As the article outlines examples of micro lending, it addresses a problem in micro-lending: how does one sell at a wide-scale (enough to support themselves or their communities) with such small start-up capital. What happens when just handing money to help start a business isn’t enough? One answer to this problem is consignment (the process of a retailer reimbursing the seller once a sale is completed), which puts the risk on the supplier not the retailer. In context, this would almost be like lending products to the people to sell instead of money.

The article gives the example of Soluciones, founded by two Peace Corp volunteers – Greg Van Kirk and George Glickley, which is a microconsignment incubator.

Its entrepreneurs — the vast majority of them women — now travel from village to village selling glasses, water-purifying buckets, solar flashlights, a solar panel that powers a lamp and cell phone charger, eye drops, sunglasses, energy-efficient light bulbs and vegetable seed packets.

They test new strategies and products that are economically viable but also beneficial to the communities they are sold in. For example, reading glasses in otherwise illiterate villages, water purifiers to improve hygiene and health,  solar lamps to provide light to impoverished areas and even cookstoves.

The article ends of with a question:

Is microconsignment a system that can deliver these products on a sustainable basis and large scale to people who need them?  If so, how?

In my opinion, the answer to the first question is yes. In a way, by lending, products instead of just money for entrepreneurs to utilize as a tool to earn profits, you are removing a hurdle these entrepreneurs may face. This obstacle could come in the form of an inability to produce products themselves due to lack of capital or resources. Additionally, by completing large scale production elsewhere, entrepreneurs can more realistically earn profits and make an economic difference in their community, as opposed to producing on a small scale with  a smaller impact. An added bonus is the fact that ventures like Soluciones are not only doing microconsignment but tailoring the products they provide to suit the needs of the region. Therefore, not only can these entrepreneurs make an economic impact but also provide sustainable solutions to more social and cultural problems people in that community face.

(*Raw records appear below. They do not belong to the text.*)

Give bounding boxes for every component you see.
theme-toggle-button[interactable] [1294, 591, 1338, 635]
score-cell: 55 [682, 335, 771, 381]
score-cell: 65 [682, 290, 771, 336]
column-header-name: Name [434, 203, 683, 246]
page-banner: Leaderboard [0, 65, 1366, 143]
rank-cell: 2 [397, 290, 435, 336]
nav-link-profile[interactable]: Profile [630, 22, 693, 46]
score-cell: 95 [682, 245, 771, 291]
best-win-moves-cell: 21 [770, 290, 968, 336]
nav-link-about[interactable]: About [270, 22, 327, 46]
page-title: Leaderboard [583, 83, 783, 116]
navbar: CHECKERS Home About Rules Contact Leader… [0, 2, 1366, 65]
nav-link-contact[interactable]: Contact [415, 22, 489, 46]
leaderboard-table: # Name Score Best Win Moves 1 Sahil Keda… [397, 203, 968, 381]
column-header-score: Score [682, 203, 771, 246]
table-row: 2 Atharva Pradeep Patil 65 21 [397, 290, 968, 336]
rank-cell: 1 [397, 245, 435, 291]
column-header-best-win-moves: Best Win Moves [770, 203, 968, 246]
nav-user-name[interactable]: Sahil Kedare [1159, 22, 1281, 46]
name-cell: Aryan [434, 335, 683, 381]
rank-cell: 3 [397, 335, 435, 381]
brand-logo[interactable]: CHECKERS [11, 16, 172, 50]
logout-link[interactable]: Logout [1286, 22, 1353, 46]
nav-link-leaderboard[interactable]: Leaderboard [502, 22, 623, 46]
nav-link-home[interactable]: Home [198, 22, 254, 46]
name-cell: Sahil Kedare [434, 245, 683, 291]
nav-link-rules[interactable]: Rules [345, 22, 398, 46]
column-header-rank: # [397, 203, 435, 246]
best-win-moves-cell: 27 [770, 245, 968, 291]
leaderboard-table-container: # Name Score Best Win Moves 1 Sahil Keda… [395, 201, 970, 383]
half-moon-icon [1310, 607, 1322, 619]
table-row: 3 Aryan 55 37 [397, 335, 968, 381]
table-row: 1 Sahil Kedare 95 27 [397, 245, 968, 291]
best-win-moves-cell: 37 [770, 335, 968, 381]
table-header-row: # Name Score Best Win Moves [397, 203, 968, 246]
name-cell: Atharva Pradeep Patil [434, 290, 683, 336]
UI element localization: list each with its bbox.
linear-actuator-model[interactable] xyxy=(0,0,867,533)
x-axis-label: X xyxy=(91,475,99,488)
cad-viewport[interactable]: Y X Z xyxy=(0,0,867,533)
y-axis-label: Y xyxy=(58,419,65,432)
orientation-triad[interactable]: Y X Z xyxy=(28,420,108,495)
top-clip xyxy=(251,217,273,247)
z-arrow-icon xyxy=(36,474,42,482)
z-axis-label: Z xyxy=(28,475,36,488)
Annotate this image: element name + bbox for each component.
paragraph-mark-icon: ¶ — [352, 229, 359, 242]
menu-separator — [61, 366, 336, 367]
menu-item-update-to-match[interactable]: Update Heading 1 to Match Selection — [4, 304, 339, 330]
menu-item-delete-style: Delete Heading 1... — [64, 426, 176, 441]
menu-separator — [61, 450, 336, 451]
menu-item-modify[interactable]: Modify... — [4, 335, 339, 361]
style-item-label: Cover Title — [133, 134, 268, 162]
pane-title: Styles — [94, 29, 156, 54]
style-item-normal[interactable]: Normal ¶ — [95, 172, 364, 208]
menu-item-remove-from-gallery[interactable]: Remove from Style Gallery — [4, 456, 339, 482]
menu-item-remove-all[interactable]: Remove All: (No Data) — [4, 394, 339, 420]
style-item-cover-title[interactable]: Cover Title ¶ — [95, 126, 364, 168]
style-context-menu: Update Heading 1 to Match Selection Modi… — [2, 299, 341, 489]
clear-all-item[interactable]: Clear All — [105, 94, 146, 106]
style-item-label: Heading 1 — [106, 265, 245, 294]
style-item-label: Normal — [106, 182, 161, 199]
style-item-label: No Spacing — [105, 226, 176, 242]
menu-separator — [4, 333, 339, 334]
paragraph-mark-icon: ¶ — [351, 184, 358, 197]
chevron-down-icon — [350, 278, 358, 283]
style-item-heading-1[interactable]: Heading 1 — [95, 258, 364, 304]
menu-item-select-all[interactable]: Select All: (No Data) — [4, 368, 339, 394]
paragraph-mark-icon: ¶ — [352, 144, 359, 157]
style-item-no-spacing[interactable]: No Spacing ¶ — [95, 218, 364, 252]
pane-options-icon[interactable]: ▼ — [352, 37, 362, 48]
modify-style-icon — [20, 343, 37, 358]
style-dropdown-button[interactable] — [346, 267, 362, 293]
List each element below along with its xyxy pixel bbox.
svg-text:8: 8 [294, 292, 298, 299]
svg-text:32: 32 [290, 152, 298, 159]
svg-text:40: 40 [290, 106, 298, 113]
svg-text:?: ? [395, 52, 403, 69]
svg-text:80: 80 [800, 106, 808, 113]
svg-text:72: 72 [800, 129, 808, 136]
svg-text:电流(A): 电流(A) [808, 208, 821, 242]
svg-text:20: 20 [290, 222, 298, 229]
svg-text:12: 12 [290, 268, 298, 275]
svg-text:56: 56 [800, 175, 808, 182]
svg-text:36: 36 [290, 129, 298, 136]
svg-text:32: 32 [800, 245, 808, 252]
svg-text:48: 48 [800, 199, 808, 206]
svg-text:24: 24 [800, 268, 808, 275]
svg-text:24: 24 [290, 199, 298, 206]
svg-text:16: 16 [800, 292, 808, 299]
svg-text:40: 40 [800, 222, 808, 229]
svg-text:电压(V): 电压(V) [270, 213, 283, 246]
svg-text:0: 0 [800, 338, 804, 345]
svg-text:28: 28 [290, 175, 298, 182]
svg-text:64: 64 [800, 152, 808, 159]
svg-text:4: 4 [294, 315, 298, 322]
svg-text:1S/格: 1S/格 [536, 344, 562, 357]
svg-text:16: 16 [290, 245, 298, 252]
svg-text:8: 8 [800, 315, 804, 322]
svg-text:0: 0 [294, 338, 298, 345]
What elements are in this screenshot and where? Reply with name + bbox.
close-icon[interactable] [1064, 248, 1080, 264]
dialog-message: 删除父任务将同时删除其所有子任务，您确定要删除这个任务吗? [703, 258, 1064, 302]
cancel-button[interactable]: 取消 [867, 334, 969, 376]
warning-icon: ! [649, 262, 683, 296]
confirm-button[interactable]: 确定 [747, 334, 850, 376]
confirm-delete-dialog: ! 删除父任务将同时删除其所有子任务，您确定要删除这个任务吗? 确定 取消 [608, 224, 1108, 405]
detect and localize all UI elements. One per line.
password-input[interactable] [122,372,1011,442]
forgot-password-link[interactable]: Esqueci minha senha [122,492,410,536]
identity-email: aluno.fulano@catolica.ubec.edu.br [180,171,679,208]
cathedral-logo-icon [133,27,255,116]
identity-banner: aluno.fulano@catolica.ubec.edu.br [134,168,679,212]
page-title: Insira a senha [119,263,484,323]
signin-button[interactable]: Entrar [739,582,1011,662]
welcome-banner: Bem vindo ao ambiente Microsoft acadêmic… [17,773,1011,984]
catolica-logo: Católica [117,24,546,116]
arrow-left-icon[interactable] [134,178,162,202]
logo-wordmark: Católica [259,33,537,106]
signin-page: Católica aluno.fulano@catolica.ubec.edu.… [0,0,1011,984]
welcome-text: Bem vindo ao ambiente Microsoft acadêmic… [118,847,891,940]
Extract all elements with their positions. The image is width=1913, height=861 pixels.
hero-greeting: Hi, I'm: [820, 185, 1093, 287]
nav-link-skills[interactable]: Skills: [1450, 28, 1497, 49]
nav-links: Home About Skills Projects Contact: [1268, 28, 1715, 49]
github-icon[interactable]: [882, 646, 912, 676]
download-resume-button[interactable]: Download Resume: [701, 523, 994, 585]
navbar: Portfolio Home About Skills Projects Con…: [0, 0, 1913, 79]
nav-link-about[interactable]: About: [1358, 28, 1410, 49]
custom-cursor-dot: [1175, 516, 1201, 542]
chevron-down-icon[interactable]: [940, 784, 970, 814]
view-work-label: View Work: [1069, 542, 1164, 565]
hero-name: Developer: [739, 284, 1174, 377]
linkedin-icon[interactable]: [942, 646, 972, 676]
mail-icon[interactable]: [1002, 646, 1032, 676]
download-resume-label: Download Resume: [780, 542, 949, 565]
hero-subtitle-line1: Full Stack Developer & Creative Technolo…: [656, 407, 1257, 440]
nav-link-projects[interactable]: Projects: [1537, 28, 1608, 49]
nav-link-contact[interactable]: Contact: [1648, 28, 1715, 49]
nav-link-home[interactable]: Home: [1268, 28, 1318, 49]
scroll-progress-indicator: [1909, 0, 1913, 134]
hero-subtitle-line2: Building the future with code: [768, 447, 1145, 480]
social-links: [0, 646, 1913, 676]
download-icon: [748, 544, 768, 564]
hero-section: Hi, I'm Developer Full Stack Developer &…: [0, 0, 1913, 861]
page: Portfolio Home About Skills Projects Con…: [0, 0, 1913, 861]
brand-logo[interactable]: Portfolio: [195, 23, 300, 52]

The only disagreement I have with this suggestion is how sustainable it is – as much as this method provides members of the community a chance to earn profit (and relays profit back to the lender once the product is sold), it still leaves the entrepreneurs dependent on someone else. Micro-loans are supposed to be start-up funds, until the point that the entrepreneur is self-sustainable. By continuously providing the entrepreneur with product is the consignment provider merely a supplier or a parent-figure that the entrepreneur is dependent on? I suppose it depends on perspective and execution.